The invention discloses an object recognition method based on a smart phone sensor. The invention makes full use of the rich sensor parameters of the smart phone, including GPS positioning, camera, camera parameters, etc., and proposes a probabilistic FOV model based on geographic space position and related The pruning strategy and similarity measure method based on visual space. By means of multi-modal combination, the method of the present invention can correctly identify the object queried by the user.
Description
Technical field
The present invention relates to spatial data index, the sparse coding in image recognition and retrieval and signal process field, relates in particular to a kind of object identification method based on smart mobile phone sensor.
Background technology
Spatial data refers to the data for the position of representation space entity, shape, size and all multi-aspect informations of distribution characteristics, and spatial data is mainly used in Geographic Information System (GIS) field at present.In the use of spatial data, need the space arithmetic operations such as a large amount of inquiries, insertion, deletion, therefore spatial data index seems most important efficiently.R tree is a kind of space index structure being most widely used at present, and R tree is that B sets the expansion in hyperspace, is a kind of tree construction of balance.R tree construction adopts the minimum border rectangle that is parallel to data space axle to be similar to complicated spatial object, and its major advantage is to represent a complicated object by the byte of some.Even now can be lost a lot of information, but the minimum boundary rectangle of space object has retained the most important geometrical property of object, i.e. the position of space object and its scope in whole coordinate axis.

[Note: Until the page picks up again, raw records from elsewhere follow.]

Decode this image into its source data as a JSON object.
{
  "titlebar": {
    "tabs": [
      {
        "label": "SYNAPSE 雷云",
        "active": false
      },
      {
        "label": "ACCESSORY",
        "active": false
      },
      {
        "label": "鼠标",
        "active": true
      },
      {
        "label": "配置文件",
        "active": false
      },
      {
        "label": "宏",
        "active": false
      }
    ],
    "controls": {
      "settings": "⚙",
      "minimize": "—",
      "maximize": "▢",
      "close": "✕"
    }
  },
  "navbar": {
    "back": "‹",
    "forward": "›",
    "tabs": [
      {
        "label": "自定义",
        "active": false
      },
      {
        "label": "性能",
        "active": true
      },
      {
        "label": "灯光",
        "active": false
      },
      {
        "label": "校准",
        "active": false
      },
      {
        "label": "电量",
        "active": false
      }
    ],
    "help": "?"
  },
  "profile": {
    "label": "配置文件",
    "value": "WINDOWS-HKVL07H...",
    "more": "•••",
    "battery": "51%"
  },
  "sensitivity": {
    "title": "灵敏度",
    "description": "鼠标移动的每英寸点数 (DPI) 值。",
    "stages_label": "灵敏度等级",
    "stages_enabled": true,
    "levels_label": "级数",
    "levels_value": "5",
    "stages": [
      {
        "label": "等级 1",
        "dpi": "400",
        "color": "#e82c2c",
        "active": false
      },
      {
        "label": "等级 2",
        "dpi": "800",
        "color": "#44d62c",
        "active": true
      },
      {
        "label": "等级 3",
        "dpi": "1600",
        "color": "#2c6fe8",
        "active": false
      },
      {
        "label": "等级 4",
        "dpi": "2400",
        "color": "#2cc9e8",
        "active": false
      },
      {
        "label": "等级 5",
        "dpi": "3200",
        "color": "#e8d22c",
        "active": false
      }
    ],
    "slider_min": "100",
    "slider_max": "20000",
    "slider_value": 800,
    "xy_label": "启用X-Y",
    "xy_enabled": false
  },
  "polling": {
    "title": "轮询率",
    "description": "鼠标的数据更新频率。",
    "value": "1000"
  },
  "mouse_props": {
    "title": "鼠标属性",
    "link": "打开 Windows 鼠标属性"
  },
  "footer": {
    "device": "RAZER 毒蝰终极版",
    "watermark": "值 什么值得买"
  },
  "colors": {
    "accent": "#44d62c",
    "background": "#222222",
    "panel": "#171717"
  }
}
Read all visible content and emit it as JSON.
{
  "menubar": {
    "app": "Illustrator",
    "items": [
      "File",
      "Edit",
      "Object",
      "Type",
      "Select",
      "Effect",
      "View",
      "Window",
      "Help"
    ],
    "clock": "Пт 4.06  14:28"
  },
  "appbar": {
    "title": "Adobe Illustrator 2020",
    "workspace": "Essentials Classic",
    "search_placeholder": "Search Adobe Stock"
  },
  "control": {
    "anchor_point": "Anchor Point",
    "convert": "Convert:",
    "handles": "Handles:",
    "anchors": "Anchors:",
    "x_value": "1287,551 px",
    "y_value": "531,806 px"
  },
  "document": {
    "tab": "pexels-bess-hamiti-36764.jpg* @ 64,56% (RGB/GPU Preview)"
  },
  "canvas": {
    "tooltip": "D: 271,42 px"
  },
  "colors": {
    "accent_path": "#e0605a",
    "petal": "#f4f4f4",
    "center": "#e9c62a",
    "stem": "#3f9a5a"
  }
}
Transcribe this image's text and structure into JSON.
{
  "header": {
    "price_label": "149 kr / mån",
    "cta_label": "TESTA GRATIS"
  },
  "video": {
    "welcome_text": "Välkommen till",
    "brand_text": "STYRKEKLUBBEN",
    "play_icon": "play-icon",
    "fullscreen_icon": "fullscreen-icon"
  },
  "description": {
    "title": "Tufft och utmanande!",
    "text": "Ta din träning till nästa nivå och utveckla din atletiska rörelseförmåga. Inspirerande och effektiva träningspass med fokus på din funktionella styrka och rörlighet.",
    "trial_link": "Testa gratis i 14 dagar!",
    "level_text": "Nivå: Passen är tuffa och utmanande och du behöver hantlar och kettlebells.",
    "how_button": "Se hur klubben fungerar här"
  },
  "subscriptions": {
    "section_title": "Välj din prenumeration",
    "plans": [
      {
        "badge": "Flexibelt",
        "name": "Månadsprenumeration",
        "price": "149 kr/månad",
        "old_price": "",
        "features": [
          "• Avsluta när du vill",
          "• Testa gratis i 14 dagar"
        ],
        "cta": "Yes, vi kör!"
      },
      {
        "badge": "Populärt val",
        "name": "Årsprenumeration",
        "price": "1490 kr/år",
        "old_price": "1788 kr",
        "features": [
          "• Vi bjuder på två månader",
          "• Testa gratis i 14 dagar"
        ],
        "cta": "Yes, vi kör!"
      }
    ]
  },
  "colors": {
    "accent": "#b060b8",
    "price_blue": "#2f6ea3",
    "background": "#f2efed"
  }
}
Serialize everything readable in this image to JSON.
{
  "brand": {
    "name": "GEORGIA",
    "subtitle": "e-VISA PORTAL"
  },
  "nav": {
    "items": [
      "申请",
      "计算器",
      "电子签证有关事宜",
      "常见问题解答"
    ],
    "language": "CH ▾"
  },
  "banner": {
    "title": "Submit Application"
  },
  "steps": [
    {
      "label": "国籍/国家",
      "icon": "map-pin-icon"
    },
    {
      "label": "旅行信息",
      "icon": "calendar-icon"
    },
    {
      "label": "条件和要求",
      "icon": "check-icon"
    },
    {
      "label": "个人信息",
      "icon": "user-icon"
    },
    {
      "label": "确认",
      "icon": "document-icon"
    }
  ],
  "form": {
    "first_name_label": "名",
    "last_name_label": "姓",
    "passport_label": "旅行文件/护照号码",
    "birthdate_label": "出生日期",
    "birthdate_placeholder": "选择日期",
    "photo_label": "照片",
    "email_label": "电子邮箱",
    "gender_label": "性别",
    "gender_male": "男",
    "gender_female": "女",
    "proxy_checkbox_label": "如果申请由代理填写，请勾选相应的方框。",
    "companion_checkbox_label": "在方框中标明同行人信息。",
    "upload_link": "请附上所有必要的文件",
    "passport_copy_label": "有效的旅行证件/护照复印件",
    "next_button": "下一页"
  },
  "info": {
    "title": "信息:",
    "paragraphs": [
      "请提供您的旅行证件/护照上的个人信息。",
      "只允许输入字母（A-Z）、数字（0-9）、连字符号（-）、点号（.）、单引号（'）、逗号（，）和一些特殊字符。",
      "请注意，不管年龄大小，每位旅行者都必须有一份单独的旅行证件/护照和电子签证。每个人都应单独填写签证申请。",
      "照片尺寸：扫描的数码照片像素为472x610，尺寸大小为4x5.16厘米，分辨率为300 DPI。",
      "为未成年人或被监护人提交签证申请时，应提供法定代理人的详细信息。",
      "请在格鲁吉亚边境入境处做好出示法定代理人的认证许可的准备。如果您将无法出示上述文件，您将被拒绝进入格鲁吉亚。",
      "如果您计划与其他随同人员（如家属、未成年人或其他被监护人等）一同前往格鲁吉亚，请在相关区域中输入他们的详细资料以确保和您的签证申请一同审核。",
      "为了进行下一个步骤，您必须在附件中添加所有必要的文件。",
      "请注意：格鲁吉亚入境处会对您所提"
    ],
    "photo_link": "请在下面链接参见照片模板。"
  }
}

At image recognition and searching field, vision word (Bag-of-visual-words) be a kind of the most frequently used be also the method that effect is outstanding.The method is inspired by word bag (Bag-of-words) model in text retrieval field, and in off-line phase, by the local feature point cluster of a large amount of pictures, these cluster centres are vision word.For new picture, only the local feature detecting need to be projected to these goes above vision word obtaining in advance, just a sub-picture is represented to become the proper vector of a vision word, the dimension of vector is exactly the size of vision word, the implication of the value in each dimension is in this image, the frequency that this vision word occurs.Once by image vector, the calculating of the similarity in vector model so (as cosine distance) just can be suitable for.By using k-Nearest Neighbor Classifier or support vector machine to learn existing training sample, just can identify new image category.
Sparse coding originates from Neuscience the earliest, and neurophysiologist has launched comprehensive deep research on vision system, and has obtained some significant achievements in research. and this just makes to utilize computing machine to come analog vision system to become possibility in engineering.Based on this understanding, utilize existing biology scientific payoffs, contact signal processing, the theory of computation and information theory knowledge, by vision system is carried out to microcomputer modelling, make to calculate the vision system that function is simulated people to a certain extent, a difficult problem of encountering to solve artificial intelligence in image processing field.The basic assumption of sparse coding is to have a series of base vector (basis vector), so for input signal (vector) arbitrarily, its expression can both be become to the linear combination of these base vectors, wherein, it is non-zero that the coefficient of these linear combinations only has a few items, and these coefficients are " sparse coding ".
Summary of the invention
The object of the invention is to for the deficiencies in the prior art, a kind of object identification method based on smart mobile phone sensor is provided.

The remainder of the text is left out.